Remember what matters. Check whether it still applies.

OpenClawBrain gives agents a simple habit: carry useful context forward, but do not let old memory silently overpower the current user, current project, or current environment.

Plain English: find candidate memory, decide whether it has authority, use a tiny helpful slice, then leave proof.

The runtime loop

The top-level behavior is intentionally small. The agent should not feel like it is dragging a giant notes file into every turn.

user turn
 ↓
route-policy-v3: should memory help?
 ↓
search: SQLite FTS + memory graph
 ↓
authority: current, scoped, safe, non-superseded?
 ↓
select: choose a tiny relevant evidence slice
 ↓
inject: bounded XML context or abstain
 ↓
learn: update evidence after the turn

Prompt-time work stays small. Heavier teaching, replay, and policy updates happen after the turn when they can.

The learning warehouse

OpenClawBrain stores memory and route-learning evidence as local SQLite records, not as a blob of transcript text. The important objects are small and inspectable.

Memory nodes

Durable corrections, preferences, workflows, project rules, and contextual facts with scope and freshness metadata.

Authority rows

Validity state and authority events explain why relevant memories were injected, weakened, verified, confirmed, suppressed, or withheld.

Route frames

Redacted examples of when memory helped, missed, abstained, or should have routed differently.

Shadow decisions

Candidate policies score real turns without taking over, so promotion is based on evidence instead of hope.

Eval cases

Replayable cases, labels, family stats, and candidate reports keep policy updates auditable.

What gets stored

The warehouse is designed around evidence, not private transcript replay.
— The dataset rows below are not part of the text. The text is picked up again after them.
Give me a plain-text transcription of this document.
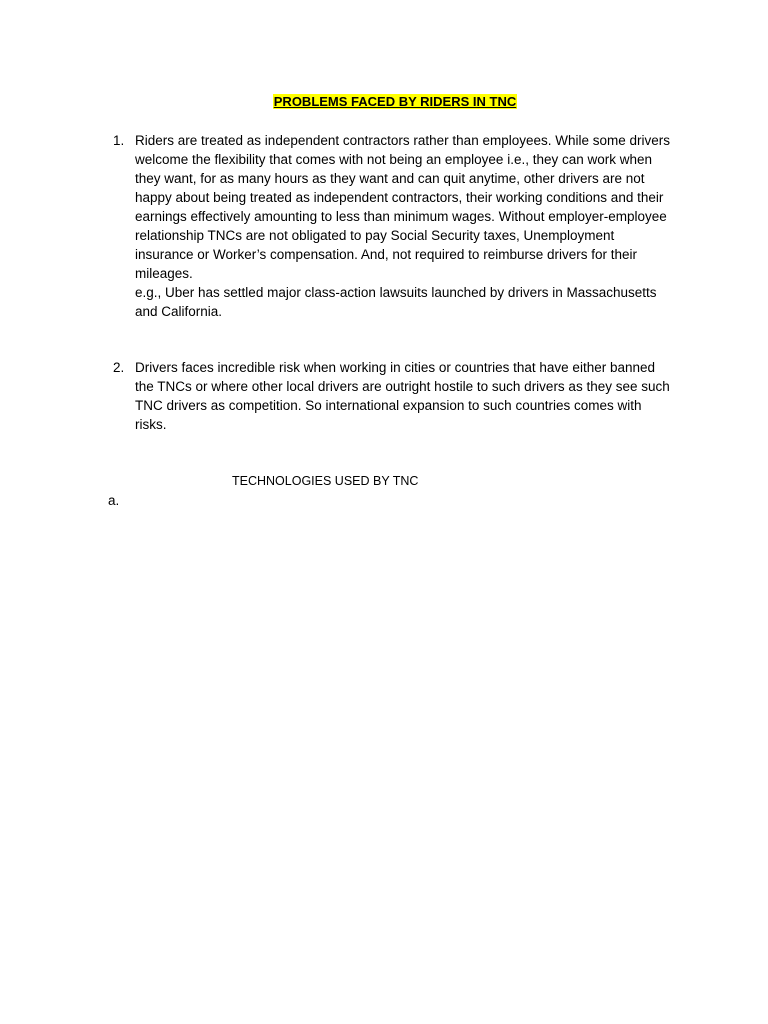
PROBLEMS FACED BY RIDERS IN TNC
1. Riders are treated as independent contractors rather than employees. While some drivers welcome the flexibility that comes with not being an employee i.e., they can work when they want, for as many hours as they want and can quit anytime, other drivers are not happy about being treated as independent contractors, their working conditions and their earnings effectively amounting to less than minimum wages. Without employer-employee relationship TNCs are not obligated to pay Social Security taxes, Unemployment insurance or Worker’s compensation. And, not required to reimburse drivers for their mileages.
e.g., Uber has settled major class-action lawsuits launched by drivers in Massachusetts and California.
2. Drivers faces incredible risk when working in cities or countries that have either banned the TNCs or where other local drivers are outright hostile to such drivers as they see such TNC drivers as competition. So international expansion to such countries comes with risks.
TECHNOLOGIES USED BY TNC
a.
Route-policy-v3 stores compact objects that explain routing behavior without making raw chat the source of truth.

Why the LLM boundary matters

The LLM is used for semantic judgment. It can notice that a messy correction is actually durable feedback, or that a failed route is a training example.
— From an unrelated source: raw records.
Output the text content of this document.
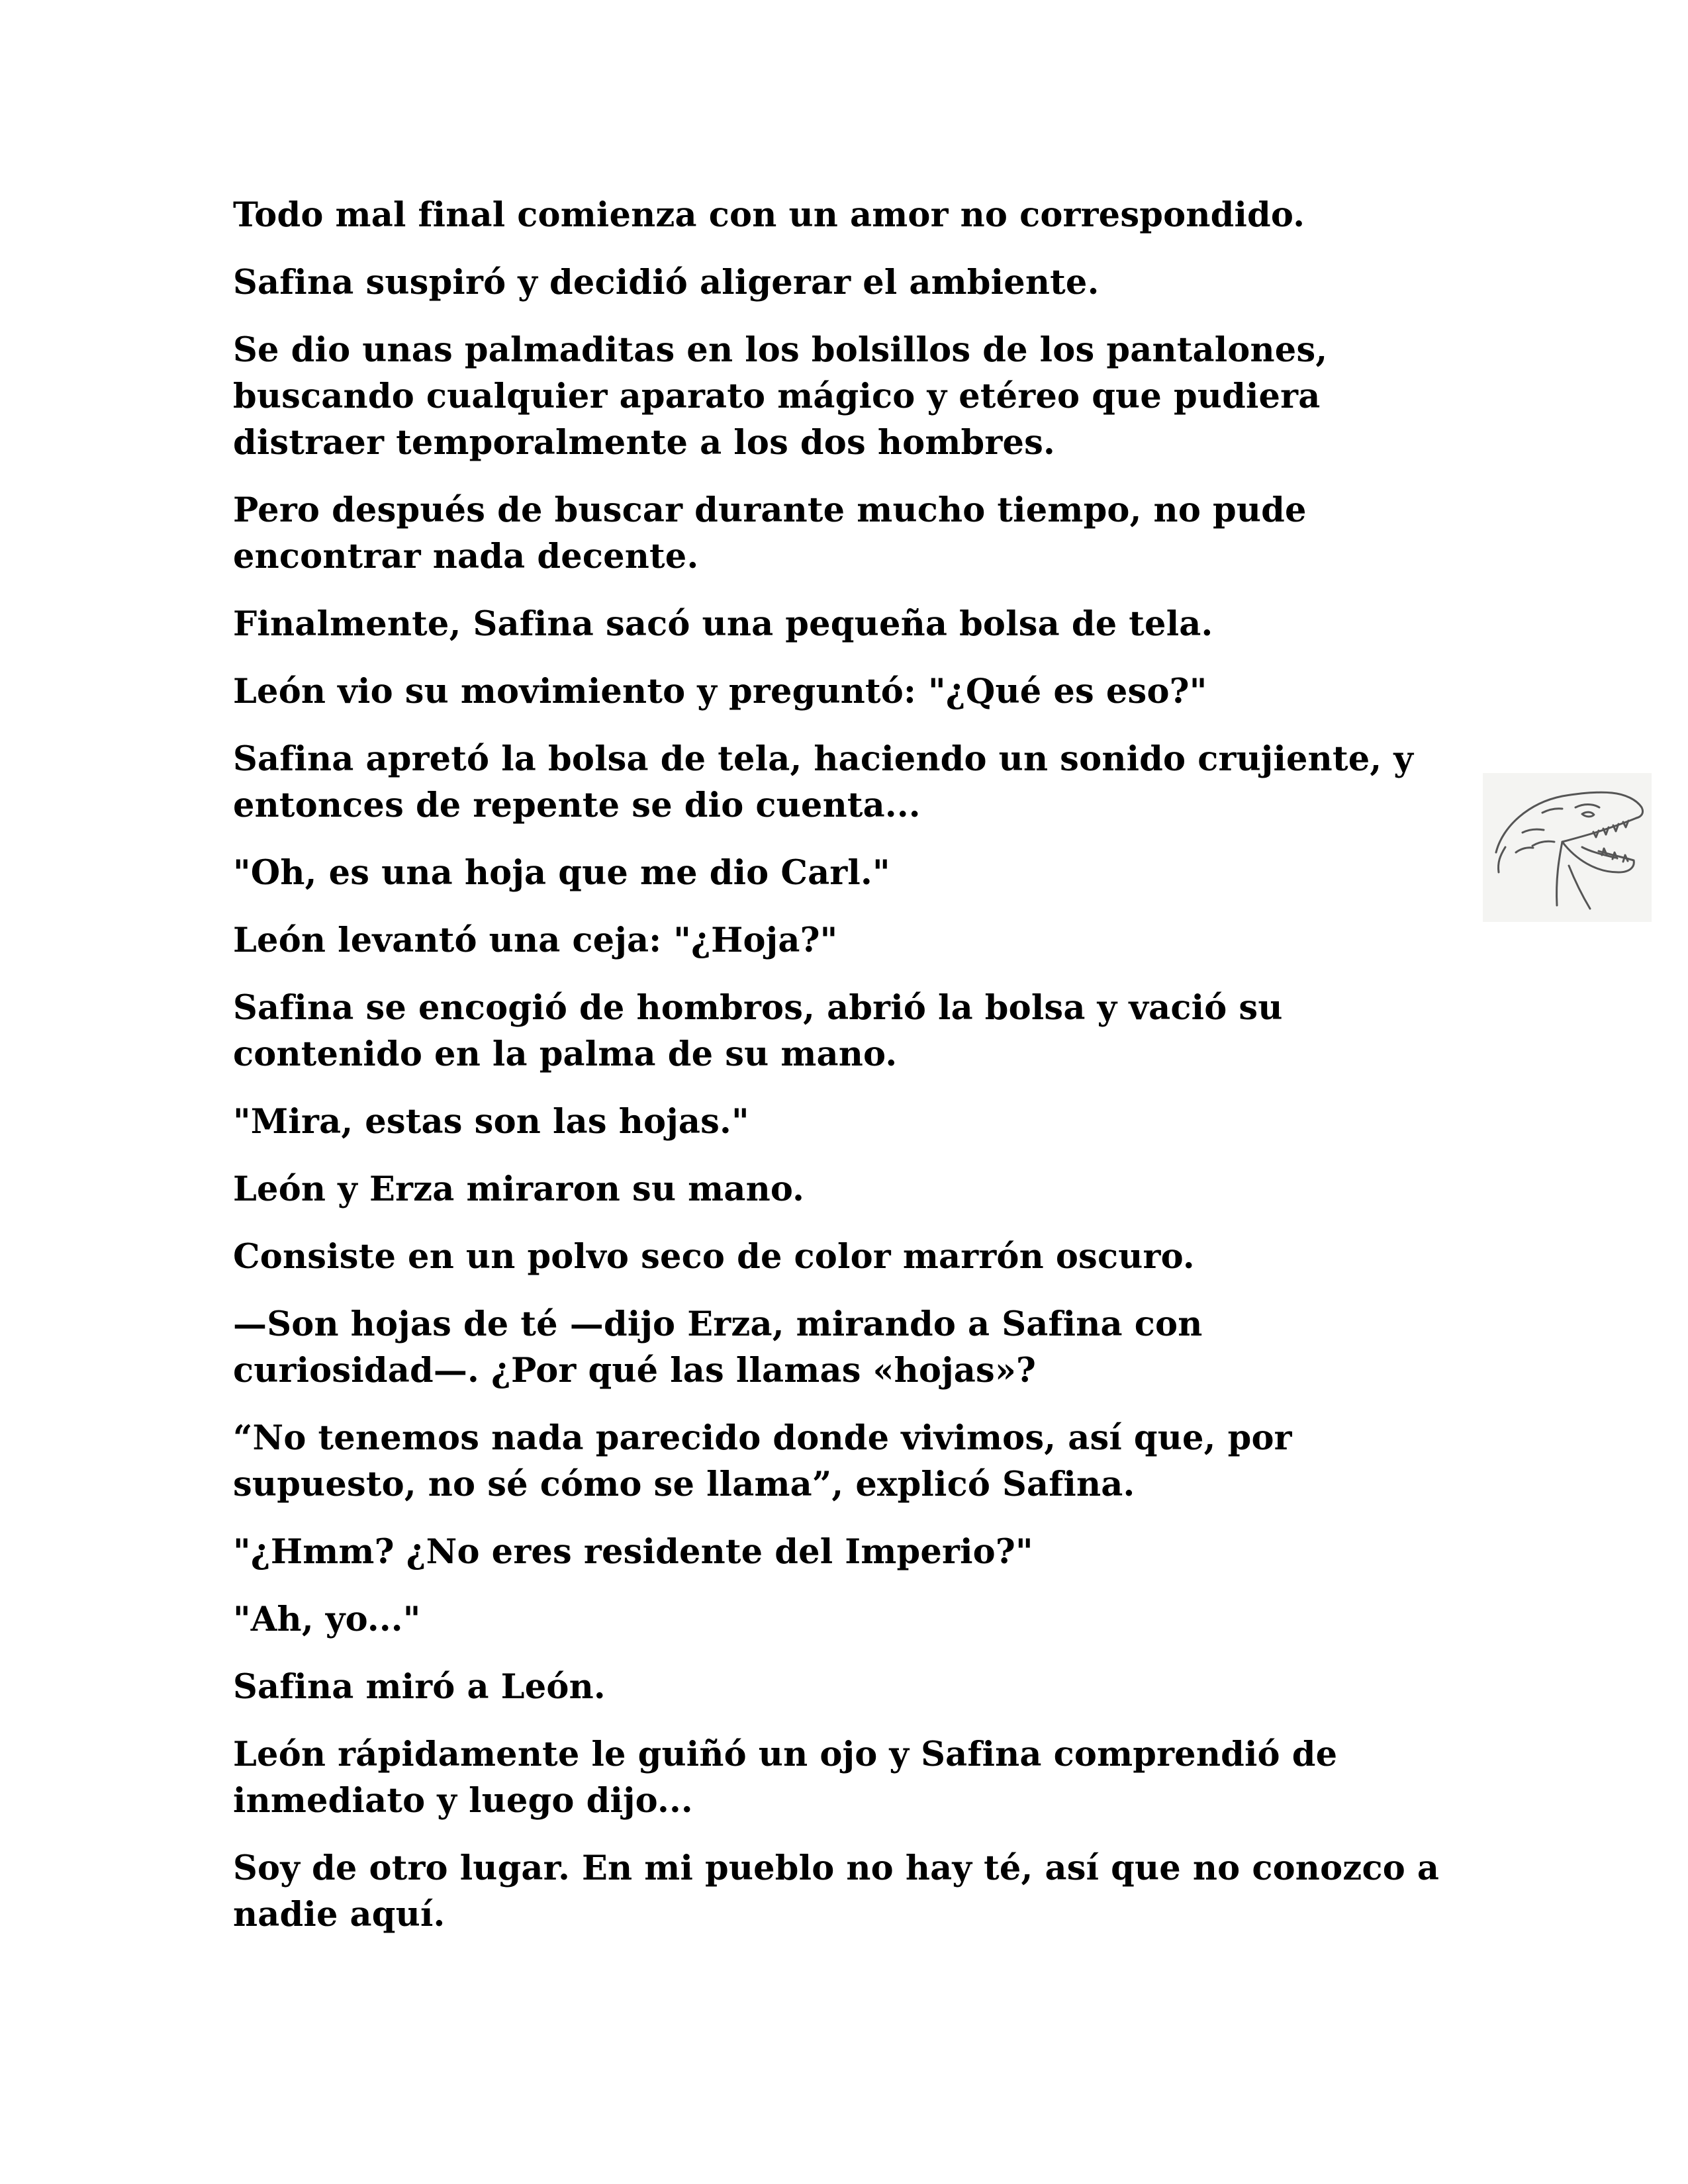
Todo mal final comienza con un amor no correspondido.

Safina suspiró y decidió aligerar el ambiente.

Se dio unas palmaditas en los bolsillos de los pantalones,
buscando cualquier aparato mágico y etéreo que pudiera
distraer temporalmente a los dos hombres.

Pero después de buscar durante mucho tiempo, no pude
encontrar nada decente.

Finalmente, Safina sacó una pequeña bolsa de tela.

León vio su movimiento y preguntó: "¿Qué es eso?"

Safina apretó la bolsa de tela, haciendo un sonido crujiente, y
entonces de repente se dio cuenta...

"Oh, es una hoja que me dio Carl."

León levantó una ceja: "¿Hoja?"

Safina se encogió de hombros, abrió la bolsa y vació su
contenido en la palma de su mano.

"Mira, estas son las hojas."

León y Erza miraron su mano.

Consiste en un polvo seco de color marrón oscuro.

—Son hojas de té —dijo Erza, mirando a Safina con
curiosidad—. ¿Por qué las llamas «hojas»?

“No tenemos nada parecido donde vivimos, así que, por
supuesto, no sé cómo se llama”, explicó Safina.

"¿Hmm? ¿No eres residente del Imperio?"

"Ah, yo..."

Safina miró a León.

León rápidamente le guiñó un ojo y Safina comprendió de
inmediato y luego dijo...

Soy de otro lugar. En mi pueblo no hay té, así que no conozco a
nadie aquí.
But the LLM does not directly own memory or production routing. Code redacts, validates, scopes, dedupes, thresholds, stores, replays, calibrates, and promotes only what passes.

route-policy-v3

The active production route brain is route-policy-v3. It is a compact learned route_fn compiled from evidence, not a vague prompt that asks the model to “remember better.”

active v3 match with calibrated confidence
  -> route memory and record proof

v3 abstains or has no safe match
  -> fall back to v2 policy

v2 misses or rollback is needed
  -> use legacy heuristics as last resort

Abstention is a feature. If the system does not have enough support, it stays quiet instead of polluting the prompt.

How policies improve

1. Harvest

Turns produce signals: corrections, accepted help, rejected memory, route misses, tool outcomes, and operator handoffs.

2. Distill

The teacher converts those signals into route frames with action family, scope, canonical action key, risk flags, and evidence ids.

3. Shadow

Candidate snapshots score traffic without serving. The system records what they would have done.

4. Replay

Stored eval cases measure whether the candidate improves useful routing without causing prompt noise or unsafe sync work.

5. Calibrate

Family-aware thresholds and confidence floors decide when a route is strong enough to serve.

6. Promote or roll back

Promotion creates an active v3 snapshot with lineage. Rollback keeps the previous policy path available.

Promotion gates

OpenClawBrain 0.2.33 defaults policy-v3 updates to gated_active. That means the system can collect, distill, shadow, replay, and activate a validated snapshot, but each step has explicit gates.

Validation

Candidate snapshots must parse, match schema, avoid unsafe broad retrieval, respect sync budget limits, and carry rollback lineage.

Support

Cold-start action families remain under-supported until enough evidence exists; they can inform shadowing but cannot drive active routing too early.

Calibration

Confidence is judged by action family. A policy can be strong for repo workflow routing while still abstaining on personal preference routing.

Cooldown

Activation cooldowns prevent rapid policy churn. If a candidate is weaker or risky, the current active snapshot stays in place.

Failure behavior

The runtime is intentionally conservative. If the learned route_fn cannot make a supported decision, it does less.

policy snapshot missing or invalid
  -> skip v3 and use fallback path

family confidence below floor
  -> abstain and keep prompt clean

candidate shows harm in replay
  -> do not promote

active policy regresses
  -> roll back to prior snapshot, then v2 or heuristics

What gets injected

Only the selected evidence slice enters the prompt. It is bounded, scoped, and formatted as operator context, not hidden transcript mass.

<openclawbrain_context>
Relevant memory:
- Must follow: Use pnpm instead of npm in this repo.
- Routing rule: Keep Telegram replies to operator summaries.
</openclawbrain_context>

The rest stays local in SQLite and proof surfaces.